At no point was that more evident than on the team’s 30th minute goal, but even before that sequence, the Timbers’ intent was clear. Adi, a traditional target man, served as a focal point, waging aerial battles with Galaxy defenders Michael Ciani and Skjelvik while also playing on balls to feet, as he did on the goal. That target gave Armenteros and Blanco a clear point of reference, allowing them to produce nine shots with the health of Adi’s work.


“I thought that it built up more and more,” Savarese said, about the team’s effectiveness with Adi as a fulcrum. “I don’t think it was fluid, in the beginning, but I saw it building more and more through the match, because we did have space in the wide areas to be able to put balls in.
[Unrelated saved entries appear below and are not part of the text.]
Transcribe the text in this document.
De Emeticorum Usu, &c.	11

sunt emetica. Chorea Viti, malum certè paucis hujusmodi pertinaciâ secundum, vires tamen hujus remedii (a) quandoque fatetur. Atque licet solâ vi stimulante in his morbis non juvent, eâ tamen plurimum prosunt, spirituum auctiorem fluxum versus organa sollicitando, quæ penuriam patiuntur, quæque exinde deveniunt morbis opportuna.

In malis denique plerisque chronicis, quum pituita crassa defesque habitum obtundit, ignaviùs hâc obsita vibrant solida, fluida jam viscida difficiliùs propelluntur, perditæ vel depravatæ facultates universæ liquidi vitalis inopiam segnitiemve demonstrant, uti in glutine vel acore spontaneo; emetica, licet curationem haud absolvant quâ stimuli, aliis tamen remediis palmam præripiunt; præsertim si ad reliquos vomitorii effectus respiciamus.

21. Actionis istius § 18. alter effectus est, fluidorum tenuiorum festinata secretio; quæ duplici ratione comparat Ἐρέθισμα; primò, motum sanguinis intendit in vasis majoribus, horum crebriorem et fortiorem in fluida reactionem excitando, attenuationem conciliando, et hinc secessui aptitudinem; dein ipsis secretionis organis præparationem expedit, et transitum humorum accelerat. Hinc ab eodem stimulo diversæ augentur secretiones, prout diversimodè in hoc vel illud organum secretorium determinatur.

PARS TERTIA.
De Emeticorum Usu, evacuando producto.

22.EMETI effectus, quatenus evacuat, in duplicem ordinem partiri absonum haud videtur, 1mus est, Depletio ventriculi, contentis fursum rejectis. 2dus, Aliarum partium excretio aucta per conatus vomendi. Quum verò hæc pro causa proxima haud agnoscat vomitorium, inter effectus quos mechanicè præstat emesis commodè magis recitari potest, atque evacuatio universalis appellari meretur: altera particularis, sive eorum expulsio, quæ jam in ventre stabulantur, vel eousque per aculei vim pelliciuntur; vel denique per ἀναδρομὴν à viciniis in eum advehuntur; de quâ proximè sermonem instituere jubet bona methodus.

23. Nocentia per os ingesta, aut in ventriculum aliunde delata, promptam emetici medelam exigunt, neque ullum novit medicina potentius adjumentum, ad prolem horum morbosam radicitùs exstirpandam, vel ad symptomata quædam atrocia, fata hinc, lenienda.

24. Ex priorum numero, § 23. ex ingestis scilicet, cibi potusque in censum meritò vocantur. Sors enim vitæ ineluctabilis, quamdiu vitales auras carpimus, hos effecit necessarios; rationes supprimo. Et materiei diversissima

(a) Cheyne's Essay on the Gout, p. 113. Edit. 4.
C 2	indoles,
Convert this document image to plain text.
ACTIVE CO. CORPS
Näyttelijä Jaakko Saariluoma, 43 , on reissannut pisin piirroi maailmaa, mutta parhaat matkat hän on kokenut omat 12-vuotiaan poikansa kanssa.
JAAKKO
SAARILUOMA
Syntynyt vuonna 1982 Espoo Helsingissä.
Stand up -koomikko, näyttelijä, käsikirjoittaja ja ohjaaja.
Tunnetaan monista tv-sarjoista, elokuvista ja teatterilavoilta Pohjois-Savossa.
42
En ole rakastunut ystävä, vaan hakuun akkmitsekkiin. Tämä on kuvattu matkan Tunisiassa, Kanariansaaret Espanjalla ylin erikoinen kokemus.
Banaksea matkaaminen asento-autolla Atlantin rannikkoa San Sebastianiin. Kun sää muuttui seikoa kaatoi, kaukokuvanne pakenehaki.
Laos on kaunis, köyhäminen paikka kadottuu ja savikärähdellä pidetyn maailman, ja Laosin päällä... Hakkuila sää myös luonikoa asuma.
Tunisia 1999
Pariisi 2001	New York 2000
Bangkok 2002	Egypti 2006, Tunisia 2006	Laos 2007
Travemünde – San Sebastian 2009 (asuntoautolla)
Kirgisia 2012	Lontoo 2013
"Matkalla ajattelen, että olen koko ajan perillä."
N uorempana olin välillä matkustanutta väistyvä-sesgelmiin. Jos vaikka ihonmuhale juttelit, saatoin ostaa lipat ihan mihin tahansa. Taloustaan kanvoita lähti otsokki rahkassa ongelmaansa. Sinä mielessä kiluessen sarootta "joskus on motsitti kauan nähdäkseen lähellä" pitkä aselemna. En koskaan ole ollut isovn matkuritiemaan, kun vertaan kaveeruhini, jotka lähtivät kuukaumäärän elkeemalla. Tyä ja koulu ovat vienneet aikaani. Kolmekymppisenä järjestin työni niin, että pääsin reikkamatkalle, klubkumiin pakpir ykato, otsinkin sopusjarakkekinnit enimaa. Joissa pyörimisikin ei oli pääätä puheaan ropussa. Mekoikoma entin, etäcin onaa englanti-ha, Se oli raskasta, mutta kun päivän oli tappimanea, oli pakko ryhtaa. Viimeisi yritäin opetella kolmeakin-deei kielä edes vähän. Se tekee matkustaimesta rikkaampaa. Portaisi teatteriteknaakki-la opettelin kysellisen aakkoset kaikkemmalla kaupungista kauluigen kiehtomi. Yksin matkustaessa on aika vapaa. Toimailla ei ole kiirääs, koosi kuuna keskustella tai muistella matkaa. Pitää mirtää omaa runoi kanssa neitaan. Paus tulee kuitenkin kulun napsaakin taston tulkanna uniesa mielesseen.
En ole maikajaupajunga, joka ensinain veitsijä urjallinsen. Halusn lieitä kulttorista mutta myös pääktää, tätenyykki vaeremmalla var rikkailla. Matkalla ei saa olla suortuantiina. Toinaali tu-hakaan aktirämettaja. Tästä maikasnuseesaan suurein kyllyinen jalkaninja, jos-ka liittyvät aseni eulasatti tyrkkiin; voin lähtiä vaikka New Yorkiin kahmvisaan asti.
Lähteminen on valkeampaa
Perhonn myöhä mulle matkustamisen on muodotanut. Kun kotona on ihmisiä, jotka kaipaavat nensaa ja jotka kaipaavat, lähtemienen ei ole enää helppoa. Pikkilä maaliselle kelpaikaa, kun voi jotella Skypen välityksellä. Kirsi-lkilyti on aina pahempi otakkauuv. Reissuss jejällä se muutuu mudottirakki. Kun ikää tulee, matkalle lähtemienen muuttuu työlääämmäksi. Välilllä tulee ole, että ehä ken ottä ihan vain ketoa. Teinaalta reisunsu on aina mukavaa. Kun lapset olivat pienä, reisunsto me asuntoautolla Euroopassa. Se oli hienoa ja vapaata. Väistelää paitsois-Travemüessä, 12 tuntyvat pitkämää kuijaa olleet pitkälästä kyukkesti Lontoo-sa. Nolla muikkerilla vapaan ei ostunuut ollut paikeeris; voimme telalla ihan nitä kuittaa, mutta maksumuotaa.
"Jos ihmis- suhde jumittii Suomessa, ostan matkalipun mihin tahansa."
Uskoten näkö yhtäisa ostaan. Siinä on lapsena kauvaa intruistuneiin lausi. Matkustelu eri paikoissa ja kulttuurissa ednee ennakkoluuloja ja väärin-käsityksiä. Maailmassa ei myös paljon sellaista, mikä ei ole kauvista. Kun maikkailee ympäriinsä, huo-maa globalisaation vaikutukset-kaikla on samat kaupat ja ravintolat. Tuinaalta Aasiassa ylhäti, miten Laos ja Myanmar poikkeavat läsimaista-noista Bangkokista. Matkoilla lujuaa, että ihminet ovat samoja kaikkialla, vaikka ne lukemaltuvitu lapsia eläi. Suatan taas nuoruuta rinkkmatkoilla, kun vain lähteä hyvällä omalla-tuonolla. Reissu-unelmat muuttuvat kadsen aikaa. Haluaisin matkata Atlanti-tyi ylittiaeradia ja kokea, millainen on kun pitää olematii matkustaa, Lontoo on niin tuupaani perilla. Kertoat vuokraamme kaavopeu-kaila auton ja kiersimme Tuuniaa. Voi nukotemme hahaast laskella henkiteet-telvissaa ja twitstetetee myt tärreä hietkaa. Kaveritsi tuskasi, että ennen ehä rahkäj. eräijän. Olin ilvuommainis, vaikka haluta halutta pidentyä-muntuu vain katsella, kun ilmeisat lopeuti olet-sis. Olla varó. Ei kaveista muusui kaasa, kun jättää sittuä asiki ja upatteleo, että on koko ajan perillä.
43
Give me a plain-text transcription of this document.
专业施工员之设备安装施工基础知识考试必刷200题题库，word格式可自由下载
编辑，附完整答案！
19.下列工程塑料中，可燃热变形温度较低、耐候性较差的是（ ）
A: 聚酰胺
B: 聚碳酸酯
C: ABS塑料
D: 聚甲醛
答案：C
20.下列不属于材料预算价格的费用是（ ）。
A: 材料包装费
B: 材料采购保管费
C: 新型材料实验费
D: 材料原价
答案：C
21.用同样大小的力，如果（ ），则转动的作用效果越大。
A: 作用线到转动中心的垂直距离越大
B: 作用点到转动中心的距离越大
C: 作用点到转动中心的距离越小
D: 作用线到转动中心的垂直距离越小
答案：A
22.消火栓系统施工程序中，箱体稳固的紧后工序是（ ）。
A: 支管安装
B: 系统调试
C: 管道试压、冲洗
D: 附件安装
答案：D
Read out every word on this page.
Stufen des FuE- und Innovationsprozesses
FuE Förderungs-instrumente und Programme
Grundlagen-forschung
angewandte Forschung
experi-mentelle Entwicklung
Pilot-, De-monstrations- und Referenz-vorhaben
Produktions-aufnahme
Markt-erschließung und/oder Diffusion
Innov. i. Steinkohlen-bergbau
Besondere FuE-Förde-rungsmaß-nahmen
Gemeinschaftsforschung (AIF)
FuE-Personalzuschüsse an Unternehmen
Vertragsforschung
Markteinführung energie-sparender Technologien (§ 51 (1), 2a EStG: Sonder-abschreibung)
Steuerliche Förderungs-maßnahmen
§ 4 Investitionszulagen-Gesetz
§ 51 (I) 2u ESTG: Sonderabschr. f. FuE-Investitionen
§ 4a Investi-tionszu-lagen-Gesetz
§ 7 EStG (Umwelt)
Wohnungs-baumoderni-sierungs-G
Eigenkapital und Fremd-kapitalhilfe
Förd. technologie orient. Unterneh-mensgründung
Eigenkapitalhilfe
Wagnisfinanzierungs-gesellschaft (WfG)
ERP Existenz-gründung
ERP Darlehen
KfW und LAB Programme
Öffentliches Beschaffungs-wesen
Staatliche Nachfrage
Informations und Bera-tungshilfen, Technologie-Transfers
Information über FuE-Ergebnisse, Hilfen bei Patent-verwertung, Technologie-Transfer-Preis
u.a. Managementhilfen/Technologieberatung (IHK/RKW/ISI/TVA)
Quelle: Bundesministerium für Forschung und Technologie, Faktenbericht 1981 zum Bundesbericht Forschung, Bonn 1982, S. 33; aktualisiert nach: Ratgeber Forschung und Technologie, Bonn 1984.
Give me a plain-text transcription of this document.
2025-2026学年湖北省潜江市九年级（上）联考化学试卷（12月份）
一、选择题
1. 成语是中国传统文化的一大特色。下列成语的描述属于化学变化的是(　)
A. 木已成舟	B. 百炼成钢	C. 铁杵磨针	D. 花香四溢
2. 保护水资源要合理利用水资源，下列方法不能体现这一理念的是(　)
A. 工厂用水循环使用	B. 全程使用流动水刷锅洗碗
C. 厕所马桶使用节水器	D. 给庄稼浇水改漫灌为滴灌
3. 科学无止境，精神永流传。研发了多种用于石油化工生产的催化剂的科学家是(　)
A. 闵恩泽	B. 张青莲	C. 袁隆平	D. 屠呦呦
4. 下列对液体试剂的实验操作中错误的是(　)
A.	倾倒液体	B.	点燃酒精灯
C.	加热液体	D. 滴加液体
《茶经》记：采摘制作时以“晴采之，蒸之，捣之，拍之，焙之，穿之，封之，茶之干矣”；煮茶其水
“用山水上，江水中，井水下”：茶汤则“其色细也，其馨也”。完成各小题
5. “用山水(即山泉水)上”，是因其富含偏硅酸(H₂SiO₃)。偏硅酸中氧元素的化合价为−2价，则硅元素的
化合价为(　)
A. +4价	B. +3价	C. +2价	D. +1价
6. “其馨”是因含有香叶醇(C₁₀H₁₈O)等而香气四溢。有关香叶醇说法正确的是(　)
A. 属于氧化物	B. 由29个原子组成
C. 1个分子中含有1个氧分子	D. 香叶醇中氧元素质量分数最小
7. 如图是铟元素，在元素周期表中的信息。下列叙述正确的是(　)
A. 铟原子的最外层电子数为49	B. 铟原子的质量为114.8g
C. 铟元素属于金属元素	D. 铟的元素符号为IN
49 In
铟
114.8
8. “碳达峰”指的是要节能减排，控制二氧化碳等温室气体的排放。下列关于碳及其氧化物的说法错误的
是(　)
“[The Galaxy] realized that, in the second half. That’s why they changed to a 4-4-2 (formation). But then we found a little more space in the middle. So, I thought the combination with Adi, playing to him right away, with Armenteros moving around him, it was good during the time we were able to do more in the first half.”


In front of a fanbase that has been curious about an Adi-Armenteros pairing since the latter was acquired this winter, Friday’s result may mean more than punching a ticket to the Open Cup’s quarterfinals. It may mean a glimpse of whether the team's top two forwards, whose skills complement each other so well, can develop into a regular tandem.


“It’s just a way we need to practice more if we’re going to play that way moving forward,” Adi offered, a verdict for the formation’s first runout. Whether we’ll see the 4-3-1-2 in league play may come down to how that practice goes.